Evet, dünyanın en zor şeyi ayrılık konuşması yapmak. Karşındakini incitmeden, kazasız belasız meramını anlatıp atlatmak. Ama yani klişelere başvurmak da şart mıdır? Yapmayın etmeyin, biraz orijinal bir şeyler bulun. Biz de ahir ömrümüzde farklı bir şeyler duyalım. Aşağıdaki cümlelerin en az birini hayatında hiç duymamış ya da kurmamış biri var mı?
Bizim bir geleceğimiz yoktu zaten.
Halk arasında “sonumuz yok” olarak da bilinir. İlişkiler 13’er bölümlük ve birkaç sezonluk dizidir ya sanki, ille de bir son lazımdır.
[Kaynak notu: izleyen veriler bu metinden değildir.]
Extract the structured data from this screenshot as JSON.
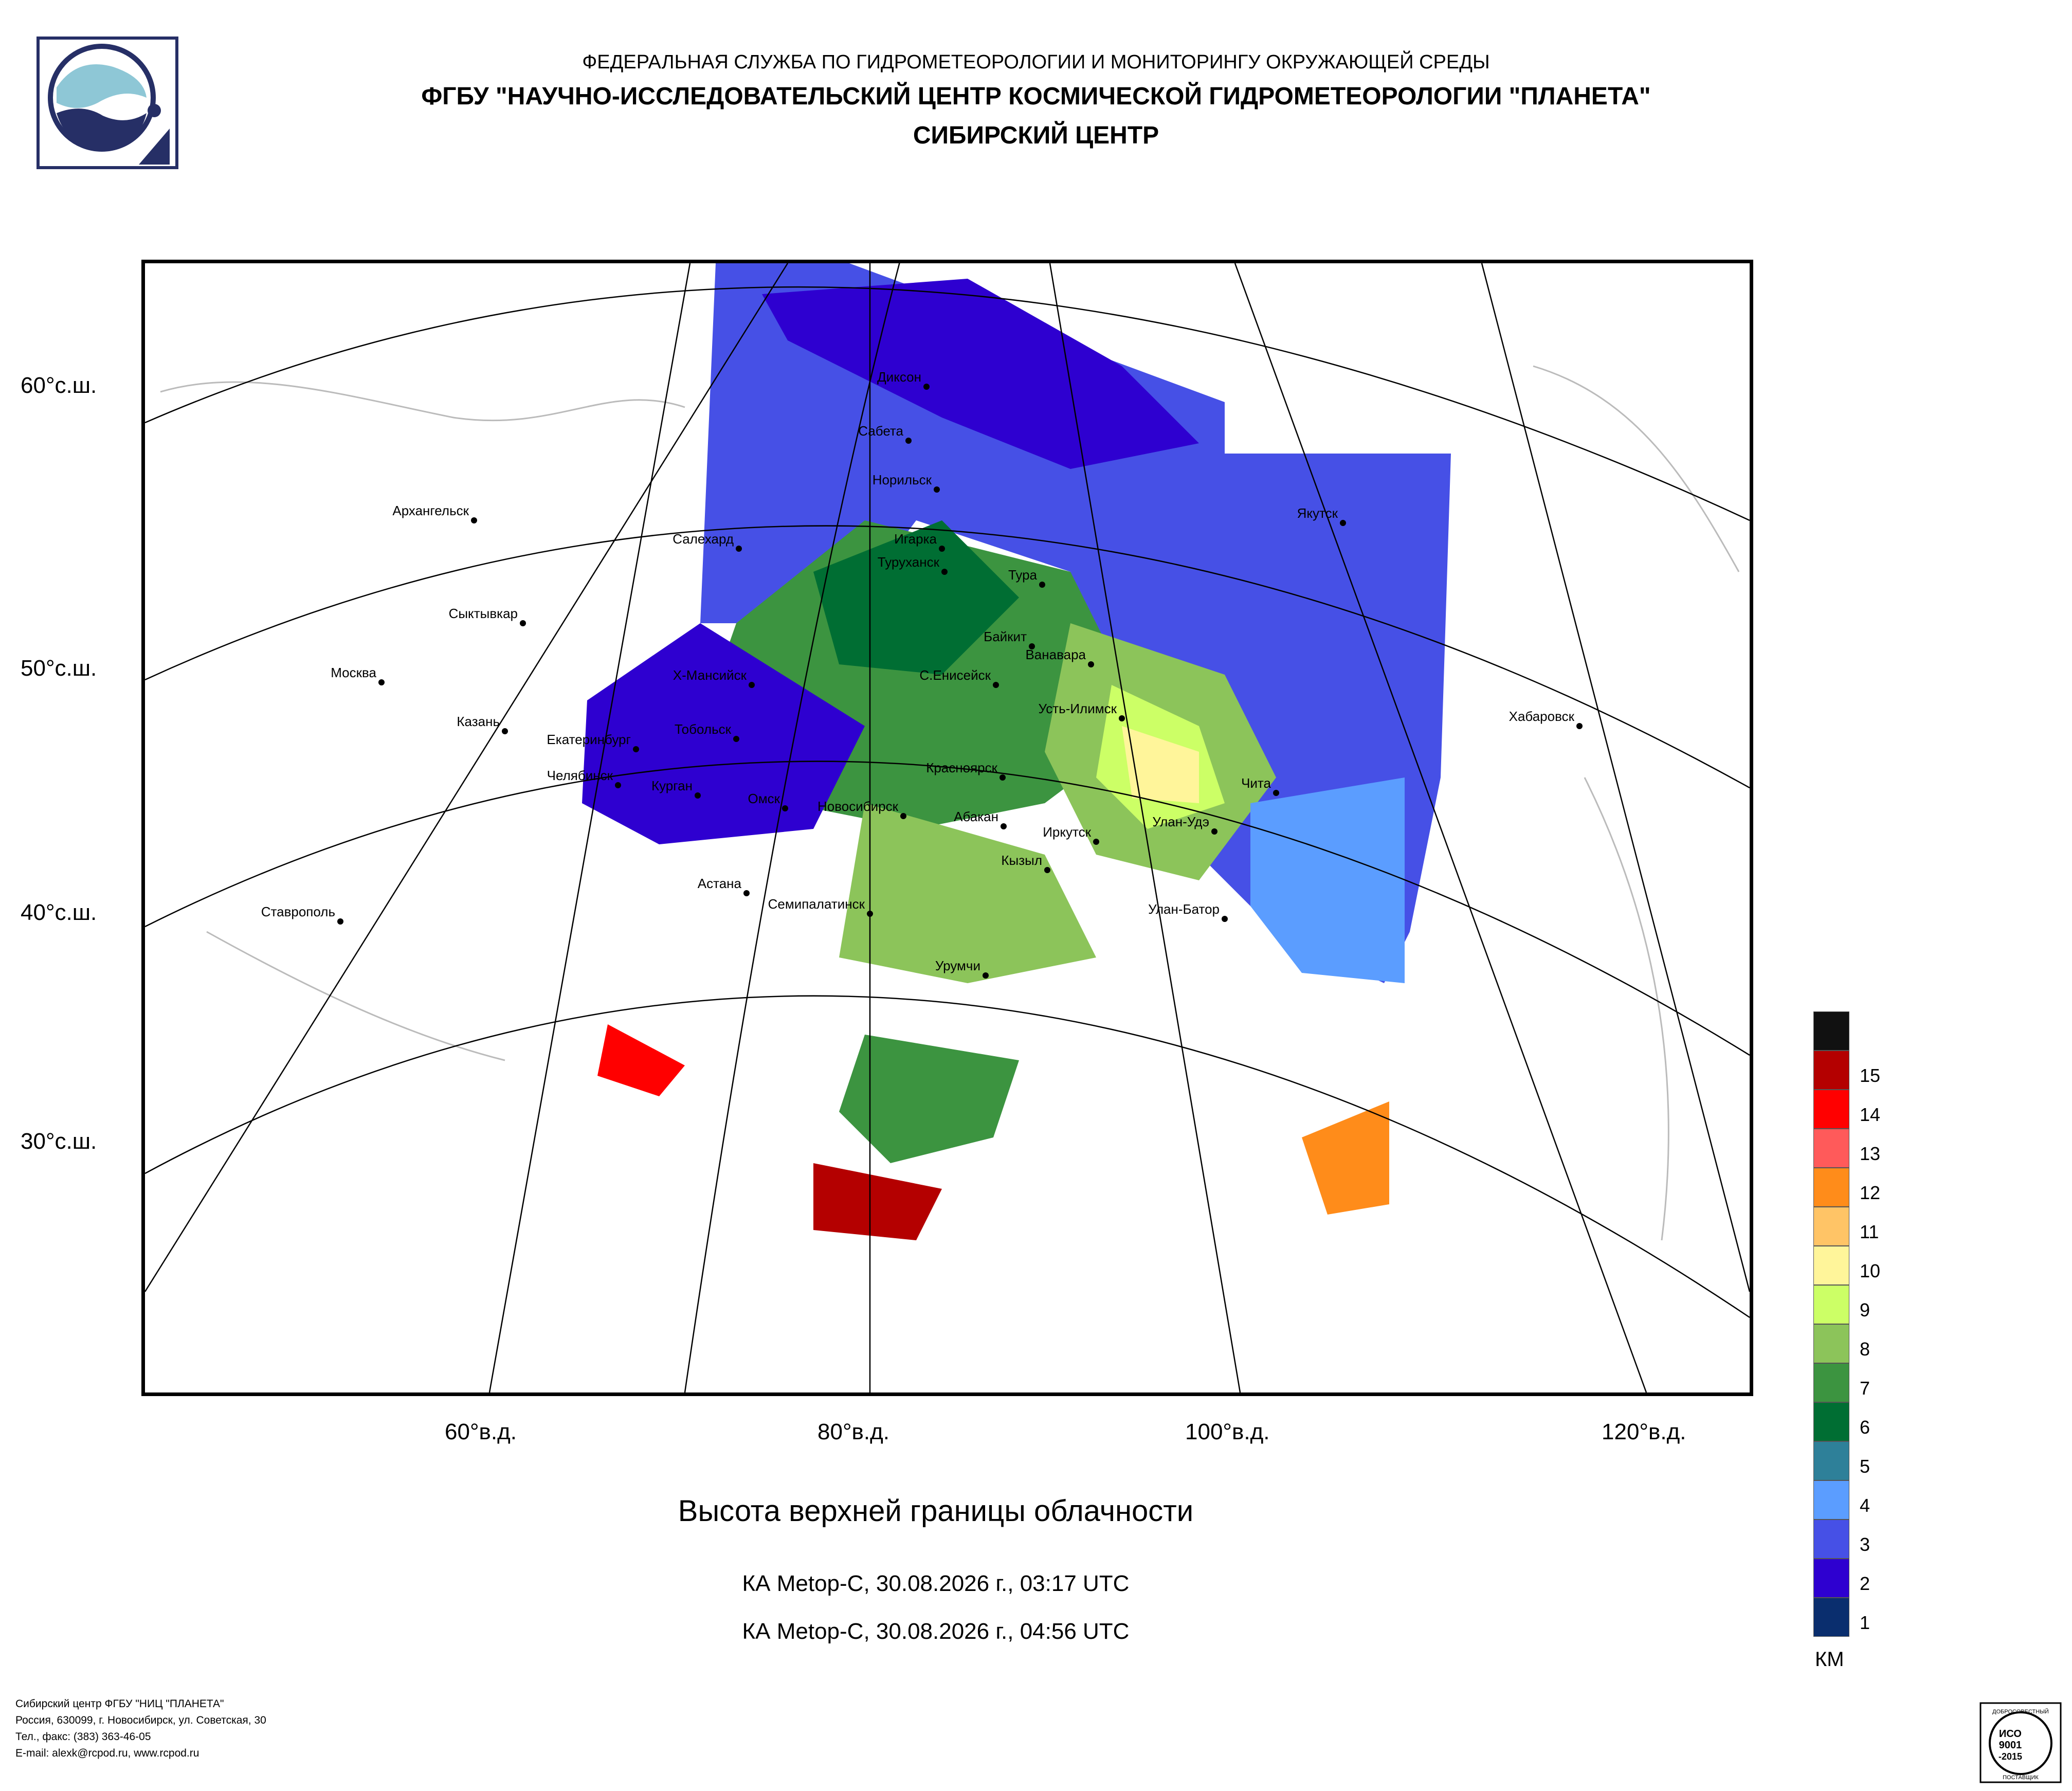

Tabii burada son ile kastedilen mutlu sondur.
İki türlü kullanılır. İlkinde ayrılmayı isteyen kişi elinde yazılmış uygun bir son bulunmadığından karşısındakine “iyilik” yapmak için gider. Yani önünde sonunda ayrılacağız, bari şimdi olsun. Ne yüce yürekli bir davranış.
İkinci durumda bu cümleyi kuran kişi hayırlı bir son talep etmektedir ama belli ki karşıda böyle bir niyet yoktur. Böylece yeni limanlara yelken açılır. Ki bu da bir sondur. Paradoksal bir durum tabii.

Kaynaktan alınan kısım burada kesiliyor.